The two became one in 1970 when Olive Branch High School was formed and the East Side High building on Pigeon Roost Road became Olive Branch Intermediate School.
The name Conquistador was chosen for the school’s nickname because it was neither white or black, setting aside the Dragons nickname used by East Side High. It was seen as a conqueror to overcome the racial segregation of the past.
On Feb. 3, when Olive Branch meets Pontotoc in the regular season home basketball finale, memories of the past will return when the Quistors and Lady Quistors take the floor…wearing East Side High uniforms.
The East Side Throwback Night will be a nod to the history of East Side High and an appropriate introduction to February as Black History Month. It is a concept first thought of by Olive Branch boys’ basketball coach Eric Rombaugh, who said he thought of it when the gymnasium was named for former coach Charlie Bibbs a couple of years ago.
“Before there was Olive Branch, Center Hill, Lewisburg, and DeSoto Central, there were a couple of schools in Olive Branch and East Side High was one of them,” Rombaugh said. “There are people who come to our games whose mother or father played for East Side. It’s history as the school goes but those people that were part of East Side are part of who Olive Branch is today.”
Rombaugh, girls’ basketball Jason Thompson, and Mark Guy, an Olive Branch resident who had family members graduate from East Side High, have been working together to plan for Throwback Night on Feb. 3.
“I was here about two months ago sitting in the stands (at a game), I saw someone who was an East Side graduate and that brought it back to me,” Guy said about his first conversation with Rombaugh about the concept. “We started raising money for the jerseys, gave a price and started going at it.”

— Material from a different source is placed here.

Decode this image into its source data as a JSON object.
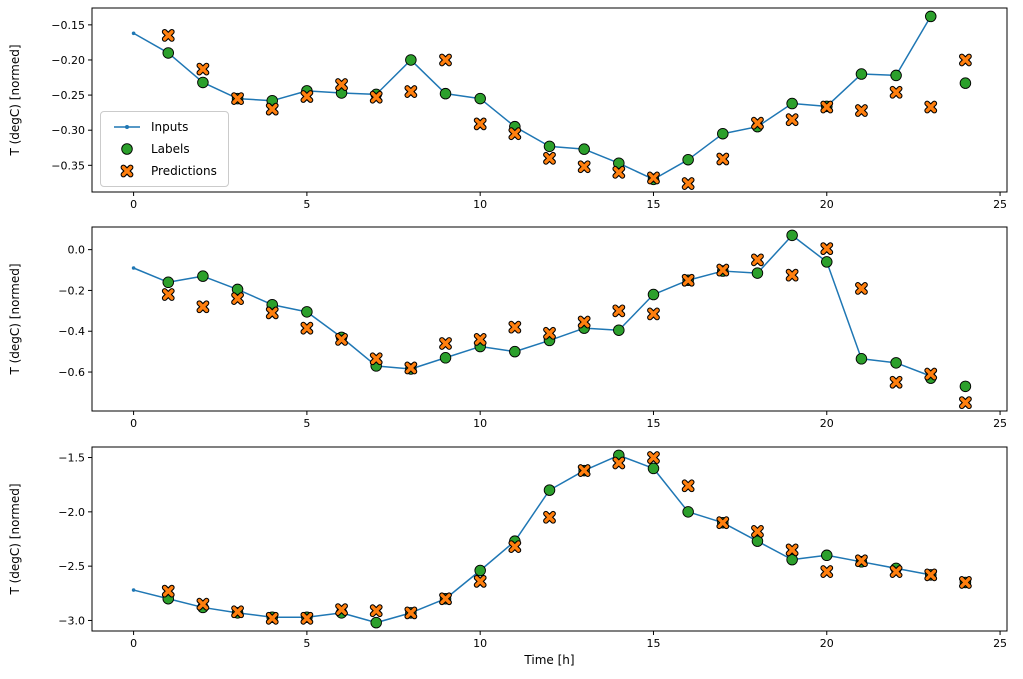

The jerseys will reflect the East Side colors of Black and Gold. Coaches will also wear apparel to acknowledge a throwback to the ’60s when East Side was in operation.

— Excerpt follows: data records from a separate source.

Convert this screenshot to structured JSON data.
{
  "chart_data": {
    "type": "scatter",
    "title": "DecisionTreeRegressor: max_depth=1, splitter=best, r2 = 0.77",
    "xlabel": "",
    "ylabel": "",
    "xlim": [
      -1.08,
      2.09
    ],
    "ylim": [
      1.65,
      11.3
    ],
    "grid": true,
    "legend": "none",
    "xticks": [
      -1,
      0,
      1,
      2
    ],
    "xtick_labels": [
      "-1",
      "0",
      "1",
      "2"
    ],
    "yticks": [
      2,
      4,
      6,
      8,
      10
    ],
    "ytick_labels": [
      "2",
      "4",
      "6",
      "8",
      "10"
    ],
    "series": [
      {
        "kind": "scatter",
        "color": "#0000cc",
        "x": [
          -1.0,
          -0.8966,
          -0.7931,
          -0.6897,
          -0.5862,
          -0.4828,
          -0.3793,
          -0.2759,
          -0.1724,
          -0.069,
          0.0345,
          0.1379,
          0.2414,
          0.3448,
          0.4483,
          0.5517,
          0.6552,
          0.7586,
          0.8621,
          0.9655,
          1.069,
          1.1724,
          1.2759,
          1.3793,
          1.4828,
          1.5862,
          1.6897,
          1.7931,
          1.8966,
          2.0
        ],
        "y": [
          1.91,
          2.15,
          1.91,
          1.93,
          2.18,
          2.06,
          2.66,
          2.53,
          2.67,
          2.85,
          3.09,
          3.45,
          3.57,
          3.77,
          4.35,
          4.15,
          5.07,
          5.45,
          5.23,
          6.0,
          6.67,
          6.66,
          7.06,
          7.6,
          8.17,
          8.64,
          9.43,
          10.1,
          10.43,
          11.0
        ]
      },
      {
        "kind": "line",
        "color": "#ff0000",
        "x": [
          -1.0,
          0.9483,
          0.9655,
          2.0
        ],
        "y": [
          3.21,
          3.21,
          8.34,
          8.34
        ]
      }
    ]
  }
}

Thompson said the night will honor both East Side and Black History Month.
“As an African-American with the heritage, Black History Month and everything, this makes it special and is something that makes me proud to be a participant in,” Thompson said. “I hope the kids can learn from it and can move forward.”

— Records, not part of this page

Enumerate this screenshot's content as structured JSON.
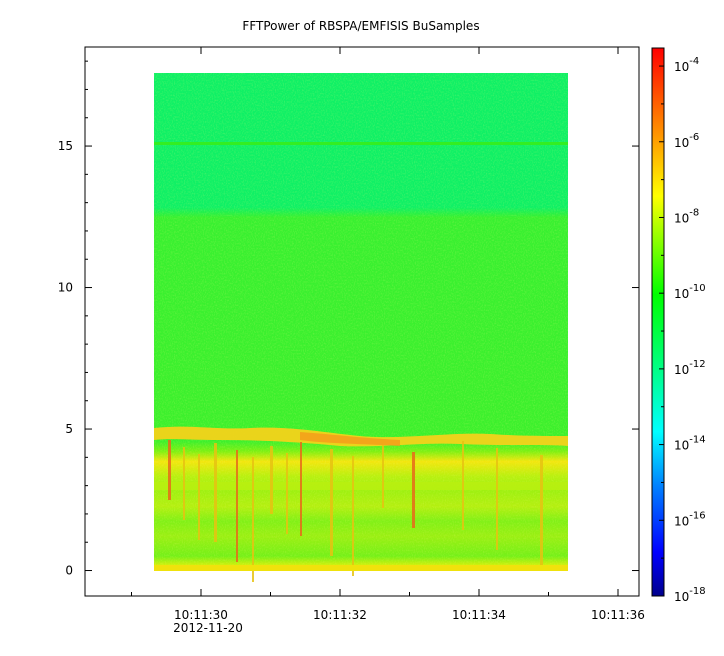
{
  "chart_data": {
    "type": "heatmap",
    "title": "FFTPower of RBSPA/EMFISIS  BuSamples",
    "x_tick_labels": [
      "10:11:30",
      "10:11:32",
      "10:11:34",
      "10:11:36"
    ],
    "x_date_label": "2012-11-20",
    "y_tick_labels": [
      "0",
      "5",
      "10",
      "15"
    ],
    "ylim": [
      -0.9,
      18.5
    ],
    "data_extent": {
      "time_start": "10:11:29.35",
      "time_end": "10:11:35.3",
      "y_min": 0,
      "y_max": 17.5
    },
    "colorbar": {
      "scale": "log",
      "range": [
        "1e-18",
        "3e-4"
      ],
      "tick_labels": [
        {
          "base": "10",
          "exp": "-4"
        },
        {
          "base": "10",
          "exp": "-6"
        },
        {
          "base": "10",
          "exp": "-8"
        },
        {
          "base": "10",
          "exp": "-10"
        },
        {
          "base": "10",
          "exp": "-12"
        },
        {
          "base": "10",
          "exp": "-14"
        },
        {
          "base": "10",
          "exp": "-16"
        },
        {
          "base": "10",
          "exp": "-18"
        }
      ],
      "colors": [
        "#00008c",
        "#0000ff",
        "#0080ff",
        "#00ffff",
        "#00ff80",
        "#00ff00",
        "#80ff00",
        "#ffff00",
        "#ffa000",
        "#ff0000"
      ]
    }
  }
}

Guy said alums of East Side are especially being invited to attend the game and to a pre-game mixer in the school auditorium about 4:30 p.m. A ceremony will be held between the girls’ and boys’ games that evening.
Guy said he is grateful that the idea has been encouraged by the coaches and school administration.
“It’s been totally welcomed by coach Rombaugh, welcomed by principal (Jacob) Stripling, and coach Thompson,” Guy said. “Everybody is on cue for this. It gives the students who are here the opportunity to learn history and learn where they came from in order for them to get to the next level.”
Guy added that many students may learn for the first time there actually was an East Side High in the city.
“About 90 percent of them don’t even know there was an East Side High that actually existed, and they went to school there as Olive Branch Intermediate School,” Guy said.
It’s that education that Rombaugh also wants to see happen.
“We bring up the history and tradition here and that’s a lot to look up to,” Rombaugh said. “When the kids come out to compete, they really have to give it everything they got. History has already been hanging in the gym and this is bringing it all together so everybody can understand what East Side actually was.”
“Every time you walk out on the court you not only represent what’s on that jersey but you’re representing the names that sometimes are not on the back,” Thompson said. “It’s those people and their families that actually played for East Side High that’ll be here cheering for them. I’ll harp on the fact that this should mean something and to have pride in that.”
Rombaugh said he wants to see East Side Throwback Night be an annual night in February for the basketball program and something East Side alums can always look forward to.
Thompson adds the night will still involve getting a victory for the teams on the court.
“We’re going to go back in time,” Thompson said. “But we’ll still be here in 2022 and we need to take care of business with that particular uniform on.”